In other news I met some of the kindergarten mums for morning tea today (I invited them all here as I figured that would be easier with Ashlea).  I want to try and get involved at school, but it is hard to get to know people as I don't have time to hang around and chat after school drop off as I usually have to be somewhere straight away.  I also don't want Ashlea's wheelchair to be an issue.  I don't want people to feel uncomfortable or like they can't approach me because  of it.  I don't know...because I am on this side of the chair I don't know what other mums are thinking (feel free to let me know other mums).  I guess it is more of an issue for Audrey when she starts school - or even at preschool - I don't want her to be left out or not invited to things because people think it will be too hard for me with Ashlea.  Maybe that is unlikely to happen, but I am being proactive anyway and trying to be friendly and get to know people.  About half the class parents came - it was good to get to know them a bit better.  I have already started putting that to good use by asking one of them to walk Emma out of school today while the sleeping twins and I stayed in the van out of the rain. Maybe next time I shouldn't pick on the heavily pregnant mum...but she was the only one passing by and is the nicest of the school mums I've met so far! Thanks Tracey!
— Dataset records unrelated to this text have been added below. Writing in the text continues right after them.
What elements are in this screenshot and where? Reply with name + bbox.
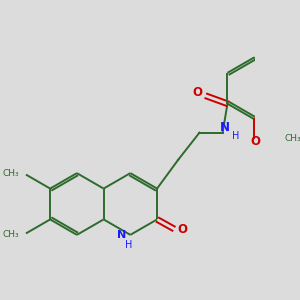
Text: N: N	[220, 121, 230, 134]
Text: O: O	[177, 223, 187, 236]
Text: H: H	[232, 131, 240, 142]
Text: H: H	[125, 239, 132, 250]
Text: N: N	[117, 230, 127, 240]
Text: O: O	[250, 135, 260, 148]
Text: CH₃: CH₃	[2, 169, 19, 178]
Text: CH₃: CH₃	[2, 230, 19, 239]
Text: CH₃: CH₃	[284, 134, 300, 143]
Text: O: O	[193, 85, 202, 99]
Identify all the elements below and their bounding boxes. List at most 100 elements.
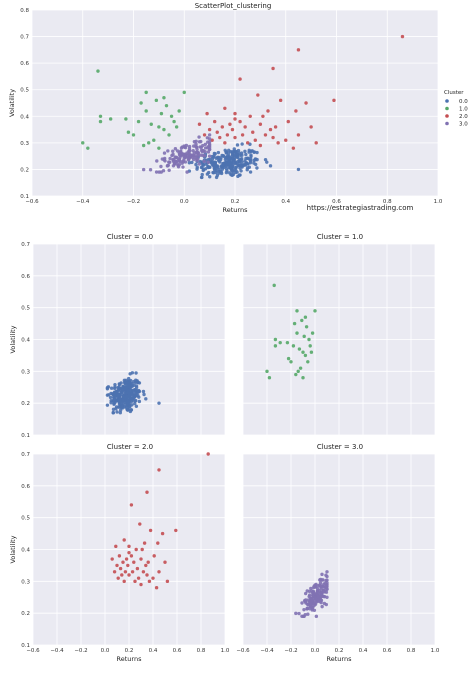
scatter-point-cluster-2-0 — [122, 579, 126, 584]
scatter-point-cluster-0-0 — [128, 372, 132, 376]
scatter-point-cluster-3-0 — [197, 162, 202, 166]
main-scatter-xtick-label: 0.8 — [383, 199, 392, 205]
legend-marker-2.0 — [445, 114, 449, 118]
main-scatter-ytick-label: 0.5 — [20, 88, 29, 94]
scatter-point-cluster-2-0 — [284, 138, 288, 142]
scatter-point-cluster-3-0 — [324, 573, 328, 577]
scatter-point-cluster-2-0 — [296, 48, 301, 52]
scatter-point-cluster-1-0 — [300, 318, 304, 323]
scatter-point-cluster-0-0 — [244, 152, 248, 157]
scatter-point-cluster-0-0 — [233, 153, 237, 158]
scatter-point-cluster-0-0 — [124, 378, 128, 382]
scatter-point-cluster-2-0 — [141, 570, 146, 574]
subplot-cluster-0: 0.1 0.2 0.3 0.4 0.5 0.6 0.7 Volatility — [9, 242, 226, 439]
scatter-point-cluster-0-0 — [268, 164, 273, 168]
scatter-point-cluster-1-0 — [162, 95, 166, 100]
scatter-point-cluster-0-0 — [200, 172, 204, 177]
scatter-point-cluster-0-0 — [106, 393, 111, 397]
legend-label-1.0: 1.0 — [459, 107, 468, 113]
scatter-point-cluster-0-0 — [109, 386, 114, 390]
subplot-cluster-2-xtick-label: −0.4 — [50, 648, 64, 654]
scatter-point-cluster-2-0 — [122, 538, 126, 542]
scatter-point-cluster-0-0 — [253, 158, 258, 162]
scatter-point-cluster-0-0 — [118, 411, 123, 415]
scatter-point-cluster-0-0 — [111, 399, 116, 403]
scatter-point-cluster-1-0 — [164, 103, 169, 108]
scatter-point-cluster-0-0 — [217, 155, 221, 160]
scatter-point-cluster-0-0 — [130, 384, 134, 388]
scatter-point-cluster-3-0 — [324, 602, 329, 607]
subplot-cluster-2: −0.6 −0.4 −0.2 0.0 0.2 0.4 0.6 0.8 1.0 0.1 0.2 0.3 0… — [9, 452, 230, 663]
subplot-cluster-0-ylabel: Volatility — [9, 325, 17, 353]
scatter-point-cluster-2-0 — [240, 133, 245, 137]
scatter-point-cluster-0-0 — [106, 385, 111, 389]
scatter-point-cluster-1-0 — [144, 90, 148, 95]
scatter-point-cluster-2-0 — [114, 544, 118, 549]
scatter-point-cluster-2-0 — [152, 554, 156, 558]
scatter-point-cluster-2-0 — [253, 138, 257, 142]
subplot-cluster-2-xtick-label: −0.6 — [26, 648, 40, 654]
scatter-point-cluster-0-0 — [118, 408, 123, 412]
scatter-point-cluster-2-0 — [230, 127, 235, 132]
scatter-point-cluster-0-0 — [200, 165, 204, 170]
scatter-point-cluster-3-0 — [179, 146, 184, 150]
scatter-point-cluster-1-0 — [159, 111, 164, 116]
scatter-point-cluster-3-0 — [310, 598, 314, 603]
scatter-point-cluster-0-0 — [206, 165, 211, 170]
scatter-point-cluster-1-0 — [126, 130, 131, 134]
scatter-point-cluster-1-0 — [149, 122, 153, 126]
scatter-point-cluster-0-0 — [219, 171, 224, 176]
subplot-cluster-2-ytick-label: 0.2 — [21, 611, 30, 617]
scatter-point-cluster-0-0 — [120, 406, 125, 410]
scatter-point-cluster-2-0 — [215, 130, 219, 134]
scatter-point-cluster-1-0 — [174, 125, 179, 129]
scatter-point-cluster-0-0 — [116, 386, 120, 390]
scatter-point-cluster-3-0 — [302, 607, 306, 612]
scatter-point-cluster-2-0 — [332, 98, 336, 103]
main-scatter-xtick-label: −0.2 — [127, 199, 140, 205]
subplot-cluster-3-xtick-label: −0.6 — [236, 648, 250, 654]
scatter-point-cluster-3-0 — [305, 589, 309, 593]
scatter-point-cluster-1-0 — [167, 133, 171, 137]
legend-label-0.0: 0.0 — [459, 99, 468, 105]
scatter-point-cluster-1-0 — [98, 114, 103, 118]
scatter-point-cluster-3-0 — [200, 150, 205, 154]
scatter-point-cluster-0-0 — [213, 165, 217, 169]
scatter-point-cluster-0-0 — [115, 410, 119, 414]
legend-marker-0.0 — [445, 99, 449, 103]
scatter-point-cluster-0-0 — [255, 150, 259, 155]
scatter-point-cluster-1-0 — [301, 350, 305, 354]
subplot-cluster-3-xlabel: Returns — [327, 655, 353, 663]
subplot-title-cluster-3: Cluster = 3.0 — [317, 443, 363, 451]
scatter-point-cluster-3-0 — [310, 589, 314, 593]
scatter-point-cluster-3-0 — [171, 164, 176, 168]
scatter-point-cluster-0-0 — [249, 153, 253, 157]
scatter-point-cluster-2-0 — [294, 109, 298, 113]
subplot-cluster-3-xtick-label: 0.8 — [407, 648, 416, 654]
scatter-point-cluster-2-0 — [243, 125, 247, 129]
scatter-point-cluster-0-0 — [124, 385, 128, 389]
scatter-point-cluster-2-0 — [160, 531, 165, 536]
scatter-point-cluster-2-0 — [197, 122, 202, 126]
scatter-point-cluster-0-0 — [136, 393, 140, 398]
scatter-point-cluster-1-0 — [273, 344, 278, 348]
subplot-cluster-2-ytick-label: 0.1 — [21, 643, 30, 649]
scatter-point-cluster-0-0 — [137, 399, 142, 404]
subplot-cluster-2-xtick-label: 1.0 — [221, 648, 230, 654]
scatter-point-cluster-1-0 — [295, 331, 299, 335]
scatter-point-cluster-0-0 — [245, 168, 249, 172]
scatter-point-cluster-2-0 — [314, 141, 318, 145]
scatter-point-cluster-2-0 — [148, 528, 153, 533]
scatter-point-cluster-0-0 — [128, 409, 133, 414]
scatter-point-cluster-3-0 — [300, 601, 304, 605]
scatter-point-cluster-2-0 — [258, 143, 263, 148]
scatter-point-cluster-1-0 — [162, 127, 166, 132]
scatter-point-cluster-0-0 — [214, 175, 219, 180]
scatter-point-cluster-0-0 — [225, 163, 229, 167]
subplot-cluster-2-ytick-label: 0.6 — [21, 484, 30, 490]
scatter-point-cluster-0-0 — [125, 401, 129, 406]
subplot-title-cluster-2: Cluster = 2.0 — [107, 443, 153, 451]
scatter-point-cluster-0-0 — [249, 149, 253, 154]
scatter-point-cluster-1-0 — [144, 109, 148, 113]
scatter-point-cluster-0-0 — [133, 401, 137, 406]
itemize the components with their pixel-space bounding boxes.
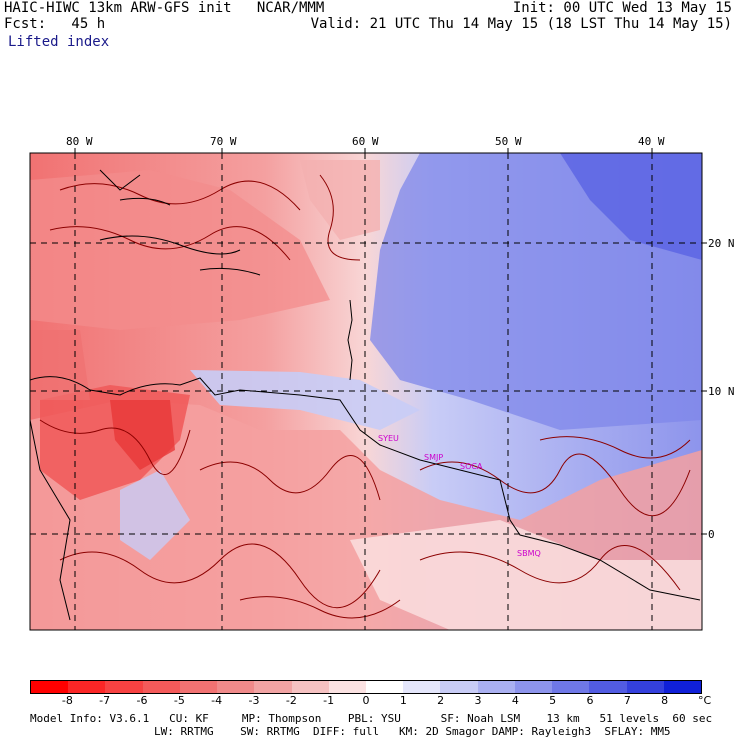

I'm still having great fun playing with my camera. Our homework for 'school' this week was to take photos of our street at different times of the day. I know photos of a street aren't particularly interesting but I enjoyed doing the homework, although at one stage I did think I was about to be mugged by the local driving instructor. I didn't realise he was the instructor, so when he pulled up across the road and started coming over to me saying "That's a nice camera you've got there" I started acting a little crazy and told him he'd better not be about to mug me out the front of my own house!

Here is my street at 9am and 9pm (I won't show you the whole series as it is kind of really boring).  Most of the people in the class live in the inner west where there are HEAPS of street lights, neon signs, shops etc to light up the roads.  I live in the north west where things are quiet and dark.  I had to wait for a car to pass by to take my night time shot.  Thanks Carolin for standing in the road with me in the pitch black telling me when cars were coming!



And last but definitely not least a big thank you to God for Ashlea's continuing recovery from the side effects of her swine flu shot.  Today she W-sat for the first time in over a month.  WOOHOO.